ヒース(エリカ科の低木で、ヘザーともいいます。)やコケ、シダ類が堆積してできた泥炭、草炭のことです。寒冷地の痩せた酸性土壌でしかできないといわれています。
スコットランドには、ピートの層が広く分布しており、春、これを切り出し、一夏天日乾燥させ、秋、蒸溜所に運んで使用します。もともと樹木に乏しかったスコットランドでは、昔から燃料として使用されていました。
ウイスキー造りでは、原料である麦芽の発芽を止め、乾燥させる際に、ピートを使います。これを焚くことにより、麦芽にピート特有の香り(ピート香、スモーキー・フレーバー)が付加されます。
世界的なウイスキー産地で、ピートを使用している代表的な国はイギリスと日本です。

ホワイトオーク

ウイスキーなどの貯蔵のために使われる樽材です。
北米が主産地で、非常に固く、液体を通しにくい材質で、長い貯蔵期間が必要なウイスキーの樽に最適な木材です。

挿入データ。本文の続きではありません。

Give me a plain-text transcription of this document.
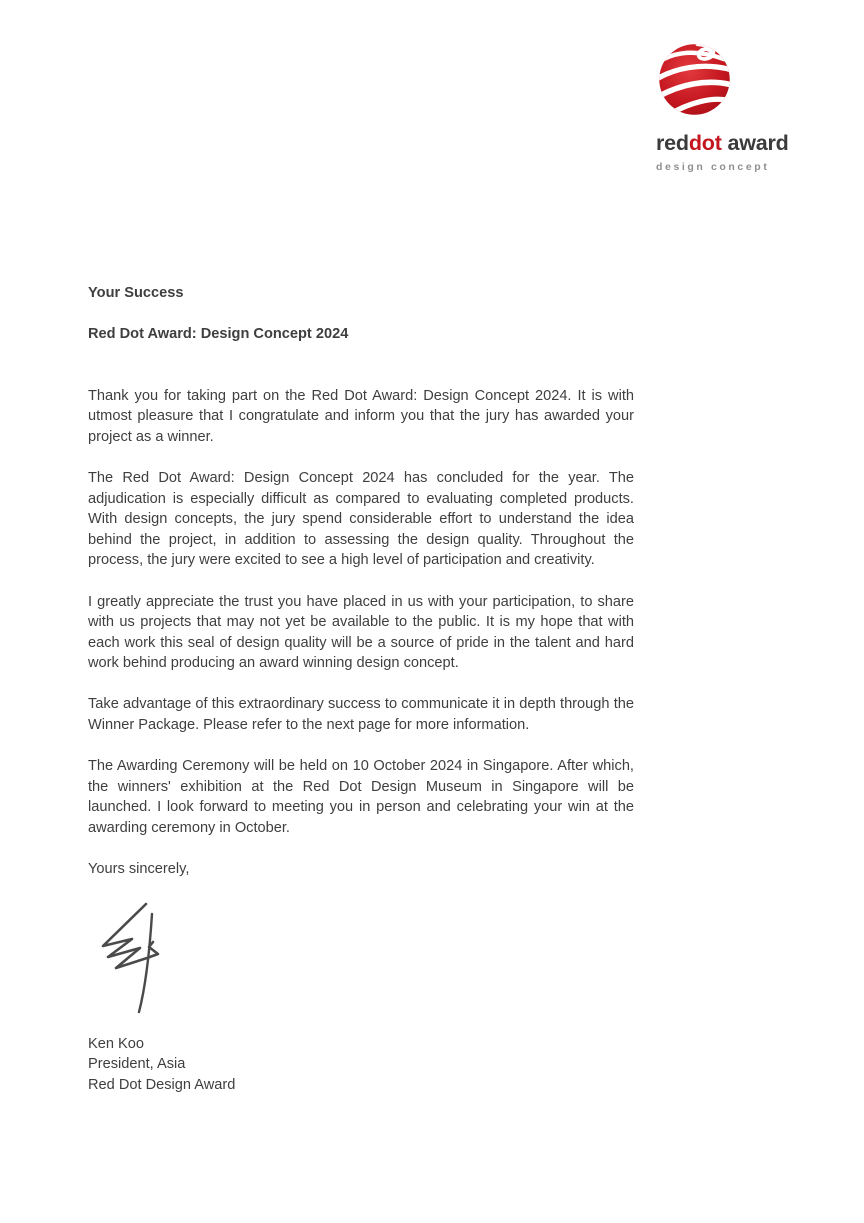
reddot award
design concept

Your Success

Red Dot Award: Design Concept 2024

Thank you for taking part on the Red Dot Award: Design Concept 2024. It is with utmost pleasure that I congratulate and inform you that the jury has awarded your project as a winner.

The Red Dot Award: Design Concept 2024 has concluded for the year. The adjudication is especially difficult as compared to evaluating completed products. With design concepts, the jury spend considerable effort to understand the idea behind the project, in addition to assessing the design quality. Throughout the process, the jury were excited to see a high level of participation and creativity.

I greatly appreciate the trust you have placed in us with your participation, to share with us projects that may not yet be available to the public. It is my hope that with each work this seal of design quality will be a source of pride in the talent and hard work behind producing an award winning design concept.

Take advantage of this extraordinary success to communicate it in depth through the Winner Package. Please refer to the next page for more information.

The Awarding Ceremony will be held on 10 October 2024 in Singapore. After which, the winners' exhibition at the Red Dot Design Museum in Singapore will be launched. I look forward to meeting you in person and celebrating your win at the awarding ceremony in October.

Yours sincerely,

Ken Koo
President, Asia
Red Dot Design Award
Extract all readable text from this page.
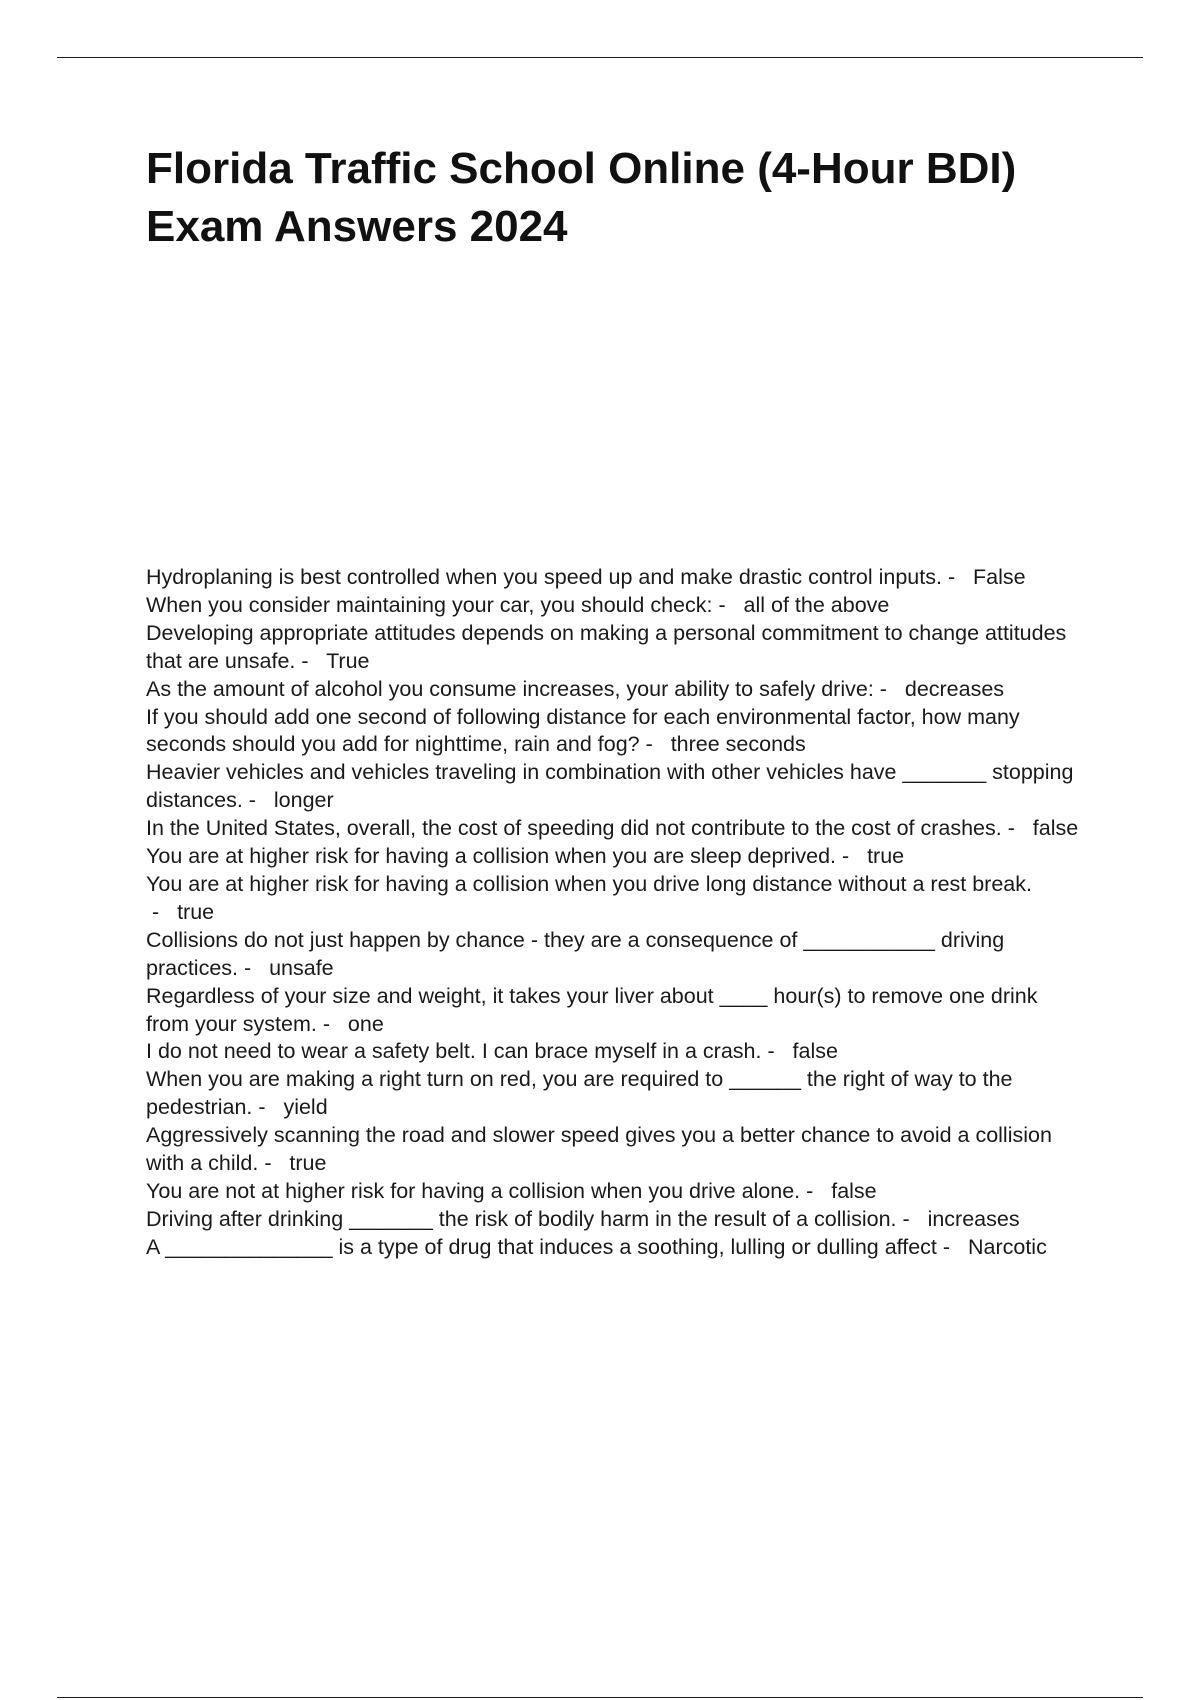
Florida Traffic School Online (4-Hour BDI) Exam Answers 2024
Hydroplaning is best controlled when you speed up and make drastic control inputs. -   False
When you consider maintaining your car, you should check: -   all of the above
Developing appropriate attitudes depends on making a personal commitment to change attitudes that are unsafe. -   True
As the amount of alcohol you consume increases, your ability to safely drive: -   decreases
If you should add one second of following distance for each environmental factor, how many seconds should you add for nighttime, rain and fog? -   three seconds
Heavier vehicles and vehicles traveling in combination with other vehicles have _______ stopping distances. -   longer
In the United States, overall, the cost of speeding did not contribute to the cost of crashes. -   false
You are at higher risk for having a collision when you are sleep deprived. -   true
You are at higher risk for having a collision when you drive long distance without a rest break. -   true
Collisions do not just happen by chance - they are a consequence of ___________ driving practices. -   unsafe
Regardless of your size and weight, it takes your liver about ____ hour(s) to remove one drink from your system. -   one
I do not need to wear a safety belt. I can brace myself in a crash. -   false
When you are making a right turn on red, you are required to ______ the right of way to the pedestrian. -   yield
Aggressively scanning the road and slower speed gives you a better chance to avoid a collision with a child. -   true
You are not at higher risk for having a collision when you drive alone. -   false
Driving after drinking _______ the risk of bodily harm in the result of a collision. -   increases
A ______________ is a type of drug that induces a soothing, lulling or dulling affect -   Narcotic
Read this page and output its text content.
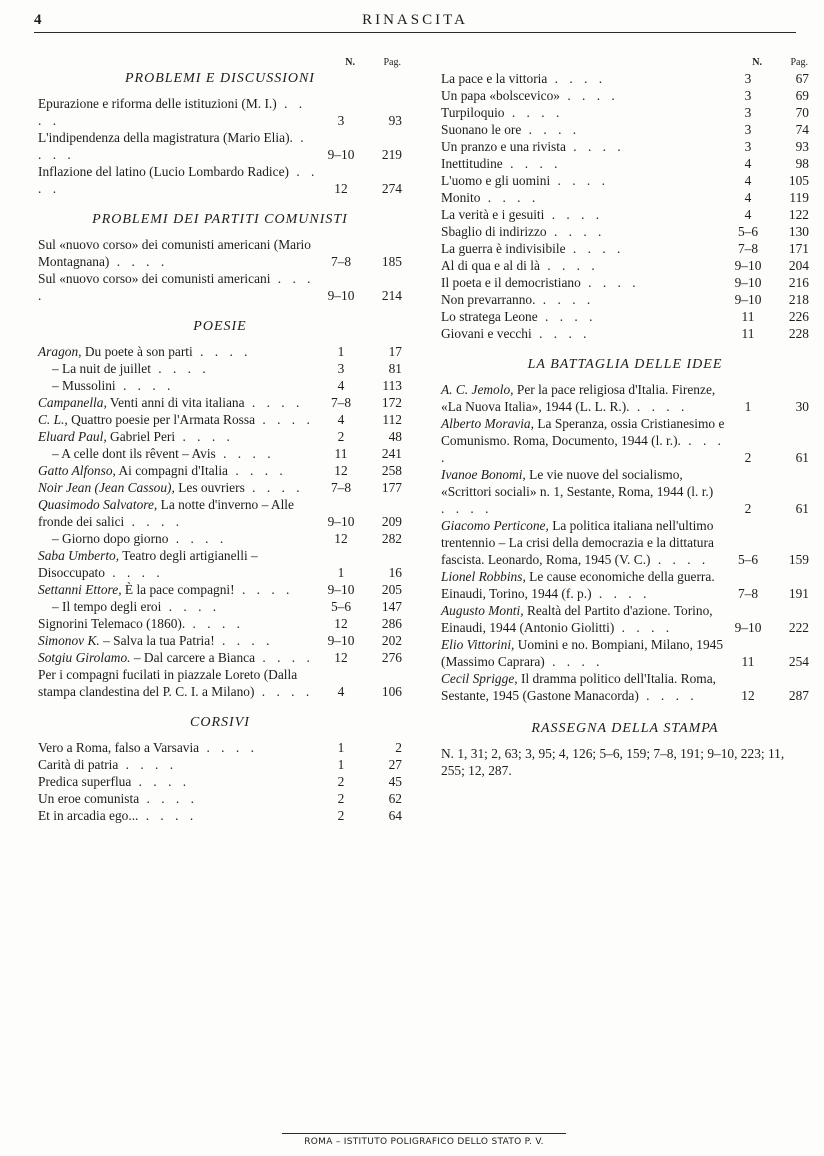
4	RINASCITA
N.	Pag.
PROBLEMI E DISCUSSIONI
Epurazione e riforma delle istituzioni (M. I.) . . . .	3	93
L'indipendenza della magistratura (Mario Elia). . . . .	9–10	219
Inflazione del latino (Lucio Lombardo Radice) . . . .	12	274
PROBLEMI DEI PARTITI COMUNISTI
Sul «nuovo corso» dei comunisti americani (Mario Montagnana) . . . .	7–8	185
Sul «nuovo corso» dei comunisti americani . . . .	9–10	214
POESIE
Aragon, Du poete à son parti . . . .	1	17
– La nuit de juillet . . . .	3	81
– Mussolini . . . .	4	113
Campanella, Venti anni di vita italiana . . . .	7–8	172
C. L., Quattro poesie per l'Armata Rossa . . . .	4	112
Eluard Paul, Gabriel Peri . . . .	2	48
– A celle dont ils rêvent – Avis . . . .	11	241
Gatto Alfonso, Ai compagni d'Italia . . . .	12	258
Noir Jean (Jean Cassou), Les ouvriers . . . .	7–8	177
Quasimodo Salvatore, La notte d'inverno – Alle fronde dei salici . . . .	9–10	209
– Giorno dopo giorno . . . .	12	282
Saba Umberto, Teatro degli artigianelli – Disoccupato . . . .	1	16
Settanni Ettore, È la pace compagni! . . . .	9–10	205
– Il tempo degli eroi . . . .	5–6	147
Signorini Telemaco (1860). . . . .	12	286
Simonov K. – Salva la tua Patria! . . . .	9–10	202
Sotgiu Girolamo. – Dal carcere a Bianca . . . .	12	276
Per i compagni fucilati in piazzale Loreto (Dalla stampa clandestina del P. C. I. a Milano) . . . .	4	106
CORSIVI
Vero a Roma, falso a Varsavia . . . .	1	2
Carità di patria . . . .	1	27
Predica superflua . . . .	2	45
Un eroe comunista . . . .	2	62
Et in arcadia ego... . . . .	2	64
N.	Pag.
La pace e la vittoria . . . .	3	67
Un papa «bolscevico» . . . .	3	69
Turpiloquio . . . .	3	70
Suonano le ore . . . .	3	74
Un pranzo e una rivista . . . .	3	93
Inettitudine . . . .	4	98
L'uomo e gli uomini . . . .	4	105
Monito . . . .	4	119
La verità e i gesuiti . . . .	4	122
Sbaglio di indirizzo . . . .	5–6	130
La guerra è indivisibile . . . .	7–8	171
Al di qua e al di là . . . .	9–10	204
Il poeta e il democristiano . . . .	9–10	216
Non prevarranno. . . . .	9–10	218
Lo stratega Leone . . . .	11	226
Giovani e vecchi . . . .	11	228
LA BATTAGLIA DELLE IDEE
A. C. Jemolo, Per la pace religiosa d'Italia. Firenze, «La Nuova Italia», 1944 (L. L. R.). . . . .	1	30
Alberto Moravia, La Speranza, ossia Cristianesimo e Comunismo. Roma, Documento, 1944 (l. r.). . . . .	2	61
Ivanoe Bonomi, Le vie nuove del socialismo, «Scrittori sociali» n. 1, Sestante, Roma, 1944 (l. r.) . . . .	2	61
Giacomo Perticone, La politica italiana nell'ultimo trentennio – La crisi della democrazia e la dittatura fascista. Leonardo, Roma, 1945 (V. C.) . . . .	5–6	159
Lionel Robbins, Le cause economiche della guerra. Einaudi, Torino, 1944 (f. p.) . . . .	7–8	191
Augusto Monti, Realtà del Partito d'azione. Torino, Einaudi, 1944 (Antonio Giolitti) . . . .	9–10	222
Elio Vittorini, Uomini e no. Bompiani, Milano, 1945 (Massimo Caprara) . . . .	11	254
Cecil Sprigge, Il dramma politico dell'Italia. Roma, Sestante, 1945 (Gastone Manacorda) . . . .	12	287
RASSEGNA DELLA STAMPA
N. 1, 31; 2, 63; 3, 95; 4, 126; 5–6, 159; 7–8, 191; 9–10, 223; 11, 255; 12, 287.
ROMA – ISTITUTO POLIGRAFICO DELLO STATO P. V.
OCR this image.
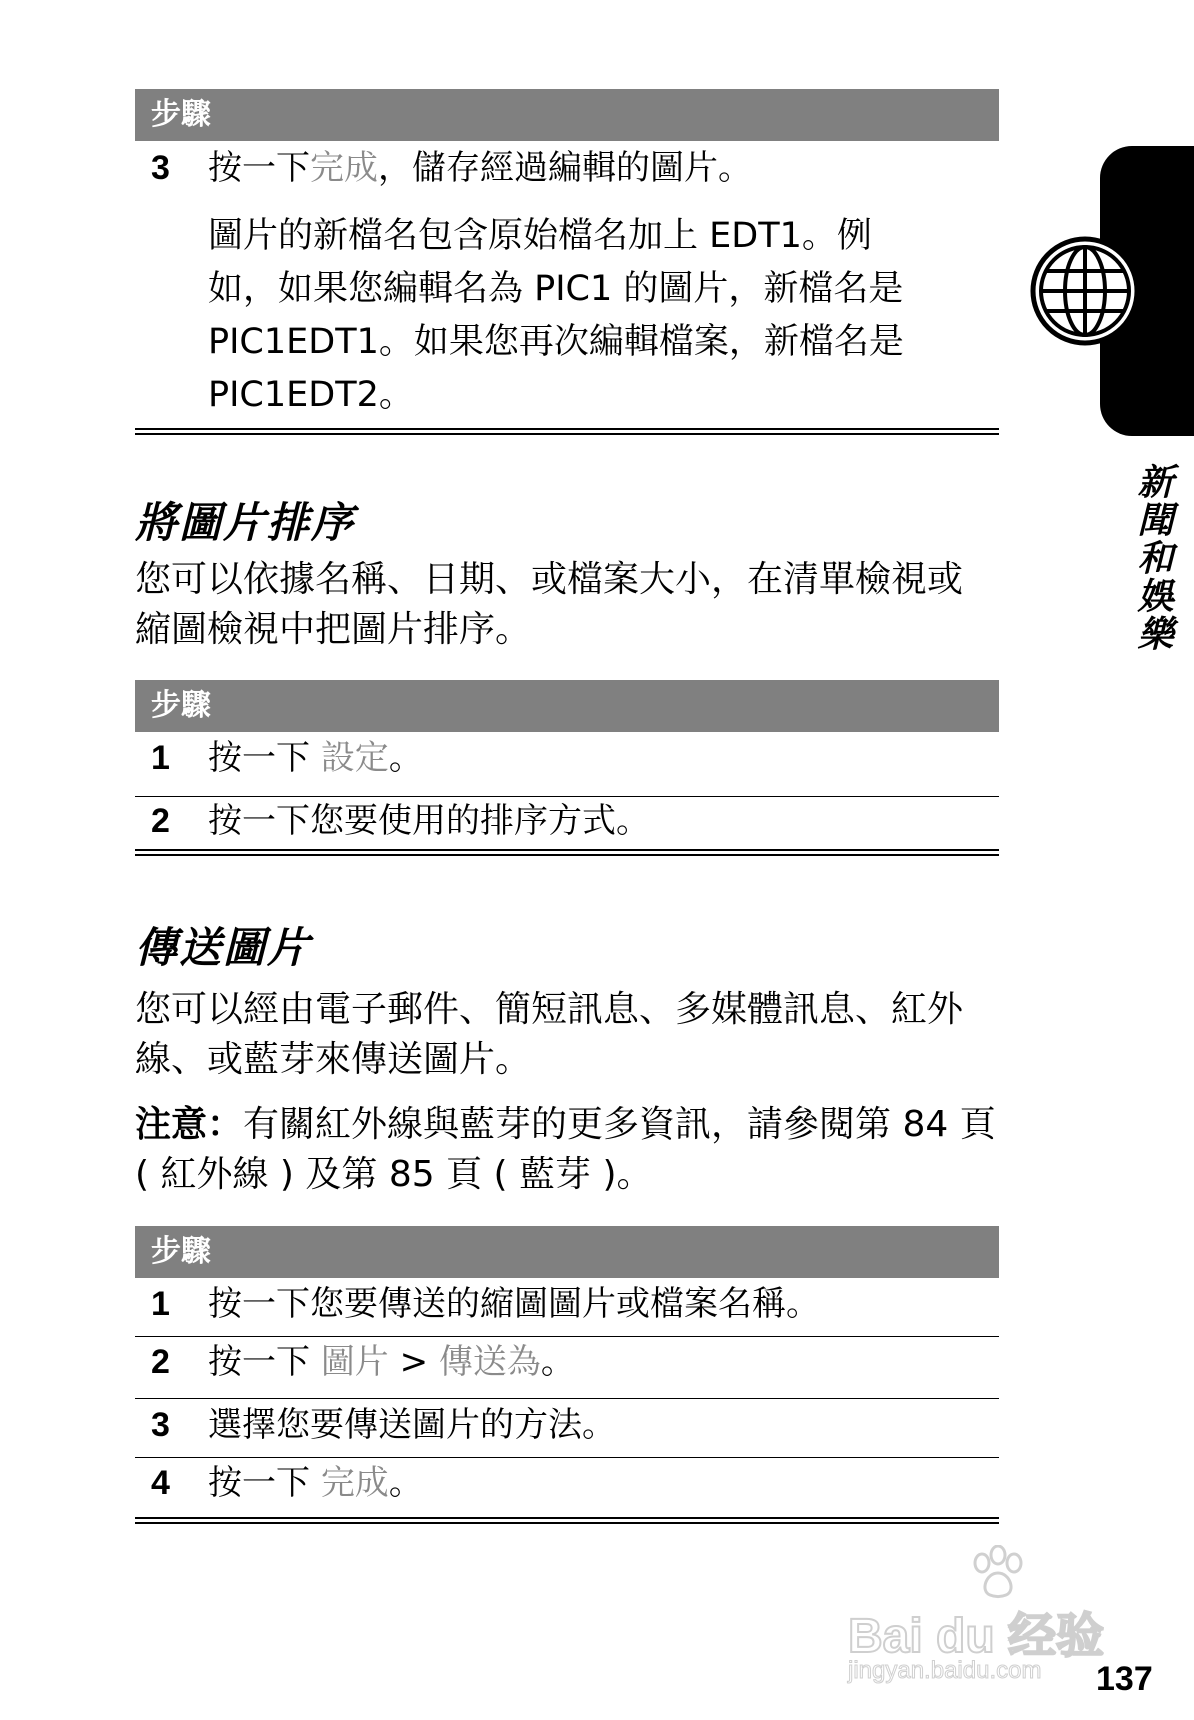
步驟
3 按一下完成，儲存經過編輯的圖片。
圖片的新檔名包含原始檔名加上 EDT1。例
如，如果您編輯名為 PIC1 的圖片，新檔名是
PIC1EDT1。如果您再次編輯檔案，新檔名是
PIC1EDT2。
將圖片排序
您可以依據名稱、日期、或檔案大小，在清單檢視或
縮圖檢視中把圖片排序。
步驟
1 按一下 設定。
2 按一下您要使用的排序方式。
傳送圖片
您可以經由電子郵件、簡短訊息、多媒體訊息、紅外
線、或藍芽來傳送圖片。
注意：有關紅外線與藍芽的更多資訊，請參閱第 84 頁
( 紅外線 ) 及第 85 頁 ( 藍芽 )。
步驟
1 按一下您要傳送的縮圖圖片或檔案名稱。
2 按一下 圖片 > 傳送為。
3 選擇您要傳送圖片的方法。
4 按一下 完成。
新聞和娛樂
Bai du 经验
jingyan.baidu.com 137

樹齢100年以上といわれる柾目の通った良質のものだけが厳選され、使用されます。

マリッジ

フランス語ではマリアージュ。本来の意味は“結婚”ですが、“融合”の意味もあります。ウイスキーやブランデーの原酒を混合した後、風味を安定させるため、しばらく寝かせること。日本では、後熟、あるいは再貯蔵ともいいます。ウイスキーの場合、熟成を終えたモルトウイスキーは樽同士ヴァッティングされたり、グレーンウイスキーとブレンディングされたりして、最終工程を迎えるわけですが、その後もしばらく寝かせて瓶詰めを行います。この間がマリッジで、モルト同士や、モルトとグレーンが融合し、バランスのよい製品になります。

モルト・ウイスキーの原料(麦)

モルトウイスキーの原料には大麦が使われますが、大麦には、六条大麦、四条大麦、二条大麦があり、モルト・ウイスキーには二条大麦が使用されます。
二条大麦は、穂軸に沿って麦の粒が2列に並んだ麦で、でんぷん質が多く、タンパク質が少ないのが特徴です。
別名、ビール麦ともいわれ、スコッチ・ウイスキーやジャパニーズ・ウイスキーのほか、ビールの原料として使われています。
スコットランドでは、長い間ベア種という品種が使われていましたが、1960年代に品種改良されたゴールデンプロミス種が誕生し、その後、オプティックなど次々に優良な品種が開発され、アルコールの収得量は飛躍的に増加しました。

連続式蒸溜機

グレーンウイスキーや酒類を連続的に蒸溜する装置。数十段の棚をもつ塔を使用し、1回の蒸溜中に棚ごとに精溜を繰り返し、アルコール濃度の高い液を連続的に溜出します。連続式蒸溜機は、1826年、スコットランド人のロバート・シュタインによって考案され、1831年にアイルランド人のイーニアス・コフィーによって実用化されました。
コフィーの連続式蒸溜機は、パテント(特許)が認められましたので、別名パテント・スチルとも呼ばれています。
この連続式蒸溜機の発明により、グレーン・ウイスキーが誕生しました。
グレーン・ウイスキーは、主としてとうもろこしを原料とすることから、モルト・ウイスキーに比べ、コストも安く、連続式蒸溜機を使用することにより、生産効率も高く、かつ、大量に生産できることから、多くの蒸溜所で造られるようになりました。
酒質はライトで、モルト・ウイスキーのような強い個性は持ちません。